Tribunal Administratif de Toulon — Décision N° TA83-2503924

mercredi 15 octobre 2025

JuridictionTribunal Administratif de Toulon
SectionTribunal Administratif de Toulon
N° DossierTA83-2503924
TypeOrdonnance
RecoursExcès de pouvoir
Avocat requérantMAESTRINI

Résumé IA

Le Tribunal administratif de Toulon, statuant en référé, a rejeté la demande de suspension de l’arrêté du 23 août 2024 du ministre de l’intérieur portant réintégration de Mme B... à la CSP Toulon/SD, ainsi que des décisions implicites de rejet de ses demandes d’affectation à Bastia. La condition d’urgence a été reconnue compte tenu de la privation de traitement et des difficultés financières graves de la requérante. Cependant, aucun des moyens soulevés (violation de l’article L. 712-1 du code général de la fonction publique, défaut de motivation, incompétence, méconnaissance du contradictoire, erreur manifeste d’appréciation) n’a été jugé de nature à créer un doute sérieux sur la légalité des décisions contestées.

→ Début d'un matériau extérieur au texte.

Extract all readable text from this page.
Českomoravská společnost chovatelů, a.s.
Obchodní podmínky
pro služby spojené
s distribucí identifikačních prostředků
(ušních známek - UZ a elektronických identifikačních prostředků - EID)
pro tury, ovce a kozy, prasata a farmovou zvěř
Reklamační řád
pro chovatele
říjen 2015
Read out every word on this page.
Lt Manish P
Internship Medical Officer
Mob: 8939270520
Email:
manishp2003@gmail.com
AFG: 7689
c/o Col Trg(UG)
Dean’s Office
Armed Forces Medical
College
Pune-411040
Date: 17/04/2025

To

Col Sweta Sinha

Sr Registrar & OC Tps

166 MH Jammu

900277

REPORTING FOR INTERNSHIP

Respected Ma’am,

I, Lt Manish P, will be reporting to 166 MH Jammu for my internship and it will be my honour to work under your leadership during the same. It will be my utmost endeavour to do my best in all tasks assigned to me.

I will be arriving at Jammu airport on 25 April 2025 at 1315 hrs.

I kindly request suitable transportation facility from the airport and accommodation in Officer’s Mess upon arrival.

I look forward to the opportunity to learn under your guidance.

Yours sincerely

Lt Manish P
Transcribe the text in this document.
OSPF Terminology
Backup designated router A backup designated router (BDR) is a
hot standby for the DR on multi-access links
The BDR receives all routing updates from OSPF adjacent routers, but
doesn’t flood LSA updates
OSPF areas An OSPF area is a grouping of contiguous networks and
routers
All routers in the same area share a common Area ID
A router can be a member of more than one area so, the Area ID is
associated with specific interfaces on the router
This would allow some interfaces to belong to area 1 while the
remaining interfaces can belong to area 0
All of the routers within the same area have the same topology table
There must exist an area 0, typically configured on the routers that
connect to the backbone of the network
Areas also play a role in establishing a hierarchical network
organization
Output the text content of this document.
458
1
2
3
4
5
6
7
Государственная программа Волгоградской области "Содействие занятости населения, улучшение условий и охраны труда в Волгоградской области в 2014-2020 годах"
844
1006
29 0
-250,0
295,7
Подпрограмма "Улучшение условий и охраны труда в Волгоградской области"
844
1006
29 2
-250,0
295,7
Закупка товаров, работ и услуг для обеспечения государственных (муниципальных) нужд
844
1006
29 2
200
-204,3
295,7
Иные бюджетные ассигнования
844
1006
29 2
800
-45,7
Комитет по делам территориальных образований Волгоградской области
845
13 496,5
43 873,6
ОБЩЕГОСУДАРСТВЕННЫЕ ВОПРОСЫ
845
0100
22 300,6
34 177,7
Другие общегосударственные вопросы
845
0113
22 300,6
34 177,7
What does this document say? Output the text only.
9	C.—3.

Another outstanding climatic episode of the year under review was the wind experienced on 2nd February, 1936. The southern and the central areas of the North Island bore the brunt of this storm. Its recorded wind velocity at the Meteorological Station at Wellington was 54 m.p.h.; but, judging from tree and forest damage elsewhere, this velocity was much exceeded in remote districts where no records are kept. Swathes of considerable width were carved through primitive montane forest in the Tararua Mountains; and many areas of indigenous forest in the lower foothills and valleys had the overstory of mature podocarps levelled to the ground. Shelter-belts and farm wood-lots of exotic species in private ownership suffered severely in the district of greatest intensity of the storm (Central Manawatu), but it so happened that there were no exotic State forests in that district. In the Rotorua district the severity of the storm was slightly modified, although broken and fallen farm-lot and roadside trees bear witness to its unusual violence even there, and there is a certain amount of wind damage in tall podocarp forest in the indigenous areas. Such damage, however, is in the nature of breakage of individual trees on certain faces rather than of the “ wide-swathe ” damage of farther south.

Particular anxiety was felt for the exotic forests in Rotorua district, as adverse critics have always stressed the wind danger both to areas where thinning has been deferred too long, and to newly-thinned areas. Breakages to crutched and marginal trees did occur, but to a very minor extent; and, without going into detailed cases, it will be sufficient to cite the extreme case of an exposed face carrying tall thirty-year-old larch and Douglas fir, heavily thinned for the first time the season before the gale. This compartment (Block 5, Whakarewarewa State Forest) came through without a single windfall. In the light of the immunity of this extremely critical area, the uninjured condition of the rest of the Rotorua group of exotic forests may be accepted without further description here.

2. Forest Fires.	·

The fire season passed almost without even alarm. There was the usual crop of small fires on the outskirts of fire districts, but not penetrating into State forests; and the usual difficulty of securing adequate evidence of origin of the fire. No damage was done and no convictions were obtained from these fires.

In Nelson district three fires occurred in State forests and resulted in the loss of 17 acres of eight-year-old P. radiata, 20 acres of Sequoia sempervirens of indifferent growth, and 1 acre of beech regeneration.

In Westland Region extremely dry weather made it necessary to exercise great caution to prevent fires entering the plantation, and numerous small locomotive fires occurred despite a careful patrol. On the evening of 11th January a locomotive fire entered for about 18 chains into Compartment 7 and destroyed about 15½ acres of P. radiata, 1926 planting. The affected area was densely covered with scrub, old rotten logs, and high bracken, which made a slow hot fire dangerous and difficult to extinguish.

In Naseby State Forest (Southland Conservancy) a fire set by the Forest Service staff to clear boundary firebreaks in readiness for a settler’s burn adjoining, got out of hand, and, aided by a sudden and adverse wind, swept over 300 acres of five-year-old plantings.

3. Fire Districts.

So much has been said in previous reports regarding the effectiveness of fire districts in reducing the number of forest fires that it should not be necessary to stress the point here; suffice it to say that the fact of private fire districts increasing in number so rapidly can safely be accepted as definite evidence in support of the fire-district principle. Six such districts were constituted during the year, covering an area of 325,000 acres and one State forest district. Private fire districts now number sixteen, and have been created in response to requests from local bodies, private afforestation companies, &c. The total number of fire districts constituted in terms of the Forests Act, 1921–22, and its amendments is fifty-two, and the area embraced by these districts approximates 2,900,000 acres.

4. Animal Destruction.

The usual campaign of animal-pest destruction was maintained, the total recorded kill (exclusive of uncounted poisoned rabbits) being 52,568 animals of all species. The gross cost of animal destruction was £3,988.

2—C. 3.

La requête a donc été rejetée, y compris les conclusions accessoires.

Texte intégral

Vu la procédure suivante :


Par une requête, enregistrée le 26 septembre 2025, Mme A... B..., représentée par Me Meastrini, demande au juge des référés :

1°) d’ordonner, sur le fondement des dispositions de l’article L. 521-1 du code de justice administrative, la suspension de l’exécution de l’arrêté du 23 août 2024 par lequel le ministre de l’intérieur et des outre-mer a prononcé sa réintégration dans ses fonctions, à compter du 30 mai 2022, dans le corps d’encadrement et d’application de la police nationale à la CSP Toulon/SD, pour régularisation, ainsi que de la décision implicite de rejet du ministre de l’intérieur en date du 18 avril 2025 et de celle du directeur général de la police nationale en date du 26 avril 2025 ;
2°) d’enjoindre au ministre de l’intérieur de l’affecter en poste au commissariat de Bastia et de rétablir à compter du 30 mai 2022 son plein traitement à titre provisoire, avec effet rétroactif, dans un délai de huit jours à compter de la notification la décision à intervenir, sous astreinte de 1 000 euros par jour de retard à compter de l’expiration de ce délai, ou à défaut, de réexaminer la situation de la requérante dans un délai de huit jours, sous astreinte de 1 000 euros par jour de retard ;
3°) de mettre à la charge de l’Etat la somme de 5 000 euros au titre des dispositions de l’article L. 761-1 du code de justice administrative ainsi que les entiers dépens.

Elle soutient que :
Sur l’urgence : la condition d’urgence est remplie car :
- elle se trouve sans aucun traitement de la part de son administration ; elle est contrainte de solliciter le revenu de solidarité active ; elle doit faire face à des charges mensuelles de 2 803,06 euros et subit des incidents de paiement de loyer si bien qu’elle se trouve menacée d’expulsion par son bailleur ; elle a deux enfants à charge ;
- malgré ses engagements, l’administration n’a pas régularité sa situation en l’affectant au commissariat de Bastia ;
- par suite, la décision litigieuse préjudicie de manière grave et immédiate à sa situation.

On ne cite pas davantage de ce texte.